Fisher v. Seventh-Day Adventist Publishing Ass'n

| Mich. | May 8, 1891

Grant, J.

The defendant is an incorporated company. Connected with it and subject to its control is a society known as the “ International Tract and Missionary Society,” which is unincorporated.

In 1879 plaintiff’s intestate, who was a deaf mute, at the solicitation of one Haskell who was an agent for the defendant, deposited at various times various sums of money, with the agreement that it should pay interest thereon. On March 13, 1879, the defendant’s books showed the amount so deposited to be $2,200. Interest was paid on this loan from time to time, amounting to $414. After Kimball’s death the defendant refused to pay the amount, and this suit was brought to recover the balance, and the interest thereon. , Judgment was rendered in favor of plaintiff for $3,388.

The suit was tried before the court without a jury. The defense was that Kimball in his life-time had given this money to the International Tract and Missionary Society. It introduced the following order:

“ Cedar Rapids, Iowa, Dec. -29, 1886.
“Review and Herald Office,
“Battle Creek, Michigan:
“Please pay to the order of S. N. Haskell, president International Tract and Missionary Society, the sum of twenty-two hundred dollars ($2,200), and charge to my account.
“Your brother in Christ, E. M. Kimball.
“Witness: L. C. Starke.”

*474At the same time two deeds were made out and executed by Kimball, one for land situated in Massachusetts, and the other for land situated in Maine. The findings by the judge in regard to this order and these deeds are as follows:

“The conveyances executed at Oedar Rapids were voluntary and without consideration, and procured by Haskell by unduly influencing the mind of the deceased, to whom he stood in a confidential and fiduciary relation. * * *
“The defendant never paid out money upon the order for $¿,200. It merely transferred the sum upon its books by charging it to the Home and Foreign Missionary fund, and crediting it to the International Tract and Missionary Society. ”
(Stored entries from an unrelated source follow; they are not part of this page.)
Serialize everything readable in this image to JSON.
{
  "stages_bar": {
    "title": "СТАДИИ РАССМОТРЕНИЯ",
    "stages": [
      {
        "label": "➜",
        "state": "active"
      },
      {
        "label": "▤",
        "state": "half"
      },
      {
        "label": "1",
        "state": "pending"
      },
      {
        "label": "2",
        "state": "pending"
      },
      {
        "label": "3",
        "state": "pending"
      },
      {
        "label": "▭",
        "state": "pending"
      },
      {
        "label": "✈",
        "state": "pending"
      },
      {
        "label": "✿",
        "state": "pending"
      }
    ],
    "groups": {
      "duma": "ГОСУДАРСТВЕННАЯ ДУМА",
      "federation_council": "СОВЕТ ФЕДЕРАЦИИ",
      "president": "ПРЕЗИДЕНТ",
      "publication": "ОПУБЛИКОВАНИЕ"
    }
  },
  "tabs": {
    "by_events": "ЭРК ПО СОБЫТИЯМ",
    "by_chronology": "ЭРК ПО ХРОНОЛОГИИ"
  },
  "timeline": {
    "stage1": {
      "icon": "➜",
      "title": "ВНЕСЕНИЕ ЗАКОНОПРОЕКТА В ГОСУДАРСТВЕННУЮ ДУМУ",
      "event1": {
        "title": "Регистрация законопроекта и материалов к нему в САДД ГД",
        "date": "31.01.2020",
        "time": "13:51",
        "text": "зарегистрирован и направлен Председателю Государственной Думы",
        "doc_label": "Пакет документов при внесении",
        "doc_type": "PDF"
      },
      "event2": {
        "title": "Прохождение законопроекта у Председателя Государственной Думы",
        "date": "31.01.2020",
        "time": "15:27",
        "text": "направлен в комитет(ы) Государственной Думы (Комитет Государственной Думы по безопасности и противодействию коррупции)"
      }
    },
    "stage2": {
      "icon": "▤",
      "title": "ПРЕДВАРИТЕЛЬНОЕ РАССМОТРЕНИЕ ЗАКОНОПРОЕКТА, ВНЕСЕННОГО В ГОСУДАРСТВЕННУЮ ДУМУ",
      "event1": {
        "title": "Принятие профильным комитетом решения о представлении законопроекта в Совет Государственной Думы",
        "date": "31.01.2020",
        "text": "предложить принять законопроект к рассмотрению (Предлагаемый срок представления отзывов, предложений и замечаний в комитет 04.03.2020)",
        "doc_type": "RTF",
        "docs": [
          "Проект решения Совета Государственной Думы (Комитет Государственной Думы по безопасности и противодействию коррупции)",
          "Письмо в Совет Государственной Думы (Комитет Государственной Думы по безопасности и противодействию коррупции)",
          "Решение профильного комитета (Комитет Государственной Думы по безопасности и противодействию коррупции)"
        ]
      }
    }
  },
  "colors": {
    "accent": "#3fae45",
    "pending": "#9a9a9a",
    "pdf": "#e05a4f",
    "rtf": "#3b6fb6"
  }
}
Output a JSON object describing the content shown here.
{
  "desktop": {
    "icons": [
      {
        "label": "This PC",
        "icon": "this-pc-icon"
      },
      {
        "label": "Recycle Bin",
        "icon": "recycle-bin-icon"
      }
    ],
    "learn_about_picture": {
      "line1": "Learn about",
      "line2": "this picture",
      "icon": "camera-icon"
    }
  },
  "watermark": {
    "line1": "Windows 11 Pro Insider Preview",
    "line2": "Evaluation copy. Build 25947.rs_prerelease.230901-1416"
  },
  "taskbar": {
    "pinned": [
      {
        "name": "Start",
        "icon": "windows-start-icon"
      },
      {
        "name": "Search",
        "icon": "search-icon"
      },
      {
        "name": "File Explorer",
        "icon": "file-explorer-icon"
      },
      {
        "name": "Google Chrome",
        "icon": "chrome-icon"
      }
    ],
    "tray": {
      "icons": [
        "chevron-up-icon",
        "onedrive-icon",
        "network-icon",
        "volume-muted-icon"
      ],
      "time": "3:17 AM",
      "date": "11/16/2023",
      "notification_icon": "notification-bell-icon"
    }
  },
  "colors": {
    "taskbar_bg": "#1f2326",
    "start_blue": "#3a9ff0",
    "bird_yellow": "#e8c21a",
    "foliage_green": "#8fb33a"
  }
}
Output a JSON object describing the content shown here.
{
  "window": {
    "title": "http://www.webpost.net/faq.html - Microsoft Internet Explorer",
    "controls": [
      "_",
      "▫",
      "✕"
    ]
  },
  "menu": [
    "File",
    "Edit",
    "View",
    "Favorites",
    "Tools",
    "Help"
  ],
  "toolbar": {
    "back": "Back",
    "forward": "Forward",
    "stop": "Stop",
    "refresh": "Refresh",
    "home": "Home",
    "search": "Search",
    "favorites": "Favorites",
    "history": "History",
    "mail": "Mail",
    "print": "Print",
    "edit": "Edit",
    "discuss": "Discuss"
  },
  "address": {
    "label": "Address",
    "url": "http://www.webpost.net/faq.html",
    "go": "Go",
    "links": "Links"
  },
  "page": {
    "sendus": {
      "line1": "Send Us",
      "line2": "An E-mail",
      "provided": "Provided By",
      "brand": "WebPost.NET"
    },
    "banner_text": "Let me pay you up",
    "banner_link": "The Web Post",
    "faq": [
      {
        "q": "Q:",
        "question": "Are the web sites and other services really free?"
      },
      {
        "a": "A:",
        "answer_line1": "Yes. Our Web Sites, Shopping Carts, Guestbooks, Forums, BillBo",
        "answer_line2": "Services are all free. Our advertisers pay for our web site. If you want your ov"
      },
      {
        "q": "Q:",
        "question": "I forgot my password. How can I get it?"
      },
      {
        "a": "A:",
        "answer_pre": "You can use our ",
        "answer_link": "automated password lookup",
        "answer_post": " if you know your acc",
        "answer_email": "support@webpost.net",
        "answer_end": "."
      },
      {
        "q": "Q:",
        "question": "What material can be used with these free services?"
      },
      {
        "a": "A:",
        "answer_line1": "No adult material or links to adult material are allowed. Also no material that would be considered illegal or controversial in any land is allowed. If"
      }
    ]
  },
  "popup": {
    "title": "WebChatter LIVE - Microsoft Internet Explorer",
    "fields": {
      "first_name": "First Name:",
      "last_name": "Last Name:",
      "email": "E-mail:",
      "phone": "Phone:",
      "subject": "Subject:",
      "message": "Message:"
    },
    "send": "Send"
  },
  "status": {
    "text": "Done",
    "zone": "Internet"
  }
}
The court further found tnat the defendant was sometimes known by the name of Review and Herald, and that the defendant was not a bona fids holder of this note. The evidence upon which these findings are based is not given, and the facts found are therefore beyond review by us. Under these facts, no doubt exists of the liability of the defendant, and it therefore becomes unnecessary to determine any of the other questions raised.

Judgment is affirmed.

Champlin, O. J., Morse and McGrath JJ., concurred. Long, J., did not-sit.